Schulman: Yes. Abdullah Credit, that’s based on a case name, an individual’s name. Last name was Abdullah that had a case. There was a legal dispute. Then it went up to the appellate division and the supreme court, and so that’s how we refer to it. But what it means basically is, someone may have had a bad back, an injury before this. Could have been at work, could have been outside of work. If they injured the back at work and got a prior award, and then they had a new injury to the back, and let’s say as a result of the second injury to the back, they then needed surgery to their low back, they would be entitled to benefits and workers’ compensation.
However, the insurance company would not pay the benefits for the full rate of disability after the surgery to the back. They would get a credit for the preexisting injury or preexisting award or condition to the back, and they would just pay the difference from the prior condition to the current condition after the low-back surgery, and that’s-
Petrillo: But here’s my understanding. As a practical matter, where someone has a preexisting injury, and goes to work and suffers another injury on top of that, the Abdullah Credit it pushes up the entire value of the case. But the lesser injury is typically rated at the lower rate. So many times the value of the Abdullah Credit, the person who has a preexisting injury, the actual value of the case can be more than someone who doesn’t have a prior injury. Have you experienced that?
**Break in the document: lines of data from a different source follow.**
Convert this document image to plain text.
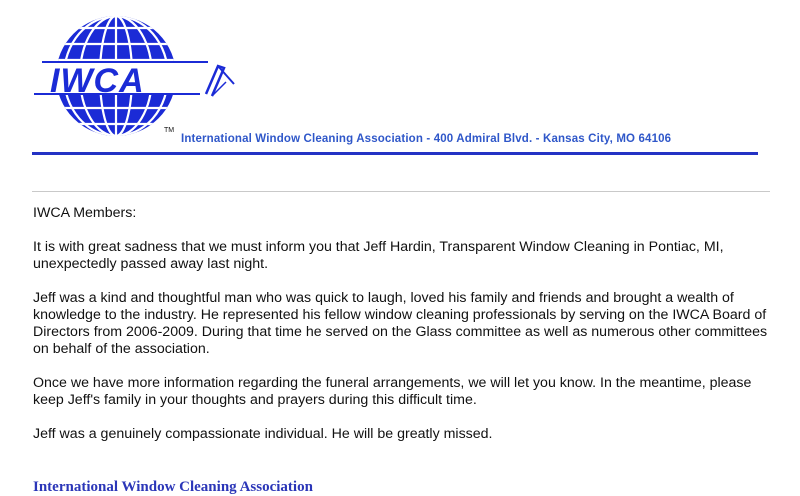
IWCA
TM
International Window Cleaning Association - 400 Admiral Blvd. - Kansas City, MO 64106

IWCA Members:

It is with great sadness that we must inform you that Jeff Hardin, Transparent Window Cleaning in Pontiac, MI, unexpectedly passed away last night.

Jeff was a kind and thoughtful man who was quick to laugh, loved his family and friends and brought a wealth of knowledge to the industry. He represented his fellow window cleaning professionals by serving on the IWCA Board of Directors from 2006-2009. During that time he served on the Glass committee as well as numerous other committees on behalf of the association.

Once we have more information regarding the funeral arrangements, we will let you know. In the meantime, please keep Jeff's family in your thoughts and prayers during this difficult time.

Jeff was a genuinely compassionate individual. He will be greatly missed.

International Window Cleaning Association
Schulman: Yes, that happens a lot. That goes back to especially depending on the injury or the body part that’s injured. More oftentimes with the shoulder, the neck, the back. If there’s a preexisting injury, there’s a credit. And what my job, or what I want to try and do in the appropriate circumstance is, push that new value over the hump, over 30%. So the person will get a lot more money. The injured worker will get a lot more money for being over the hump. And there’ll be a credit that the insurance company gets, but that money will be substantially lesser than the overall award.
Petrillo: So there’s a lot of armaments in your tool chest to wage your war.
Schulman: Yeah. There’s many things to think about and consider in every case, based on the circumstance.